The Asean Plus Three (APT) scheme, which arose in response to the regional
financial crisis in the late 1990s, has made some progress, as seen in the
US$240 billion in swap agreements under the Chiang Mai Initiative
Multilateralisation. However, these liquidity windows to combat speculation and
short-term shocks have not been tested.
An
APT-driven research agency, known as the APT Macroeconomic Research Office
(Amro), has been established, but it is nowhere near setting up an Asian
monetary body that could rival the International Monetary Fund. Even the Amro
directorship had to be split between China and Japan due to bilateral tensions.
And East Asia has no regional trade liberalisation vehicle of its own, only a
labyrinthine set of free-trade agreements and wider trade forums such as the
Asia-Pacific Economic Cooperation. Nevertheless intra-East Asian trade and
investment patterns and growing micro- and sectoral-level linkages, such as
supply chains and logistics, portend promise of deepening regional cooperation.
If the
economics of East Asia holds much promise, its politics is cause for alarm.
East Asian states suffer territorial and maritime tensions from the Korean
Peninsula and South China Sea to the Mekong subregion and the Thai-Cambodian border.
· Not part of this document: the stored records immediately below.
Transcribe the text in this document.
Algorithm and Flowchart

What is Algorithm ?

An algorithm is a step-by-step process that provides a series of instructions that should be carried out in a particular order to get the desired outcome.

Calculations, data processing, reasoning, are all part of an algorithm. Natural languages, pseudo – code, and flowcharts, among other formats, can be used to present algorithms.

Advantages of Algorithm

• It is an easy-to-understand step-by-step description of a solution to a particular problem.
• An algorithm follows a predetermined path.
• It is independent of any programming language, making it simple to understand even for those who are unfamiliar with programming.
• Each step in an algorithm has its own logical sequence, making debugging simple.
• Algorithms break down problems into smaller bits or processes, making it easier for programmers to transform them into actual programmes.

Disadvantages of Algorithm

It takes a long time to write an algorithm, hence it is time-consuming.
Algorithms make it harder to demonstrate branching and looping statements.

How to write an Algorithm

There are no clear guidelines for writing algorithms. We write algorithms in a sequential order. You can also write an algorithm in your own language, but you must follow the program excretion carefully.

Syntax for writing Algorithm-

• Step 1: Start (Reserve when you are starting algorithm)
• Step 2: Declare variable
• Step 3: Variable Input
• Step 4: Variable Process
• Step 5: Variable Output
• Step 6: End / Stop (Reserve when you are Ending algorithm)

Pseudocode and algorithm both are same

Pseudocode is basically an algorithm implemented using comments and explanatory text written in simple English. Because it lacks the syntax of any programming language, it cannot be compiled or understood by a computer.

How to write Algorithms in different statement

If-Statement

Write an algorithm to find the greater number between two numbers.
East Asia also faces the political modernisation challenge, whereby growing
incomes will lead to growing demands for political rights and freedoms. China
has bucked this trend by remaining authoritarian with high growth, while
Myanmar is an exception of low development with demands for democracy. But
others from Thailand, Malaysia, Indonesia, the Philippines to South Korea and
Taiwan from earlier generations have all succumbed to the correlation between
development and democracy to varying degrees. Democratisation will be East
Asia's daunting challenge as it grows.
While
Europe got its politics basically right after World War II, it now faces
problematic economic integration in achieving its political aims. For East
Asia, its economies look good but its politics within and between its states
appears more worrisome. This is why East Asian leaders keep harping on the
theme of connectivity rather than integration.
To be
integrated is to be fully connected. To be connected does not require complete
integration. Connectivity for East Asia, a theme and objective that underpins
Asean as it moves towards its own kind of community in less than three years,
is necessarily organic and makeshift. No one knows how it will end up. The dire
lessons from Europe should make East Asian states reach for more on political
cooperation and its sociocultural linkages while keeping dynamic regional
economic partnerships away from euro-style integration.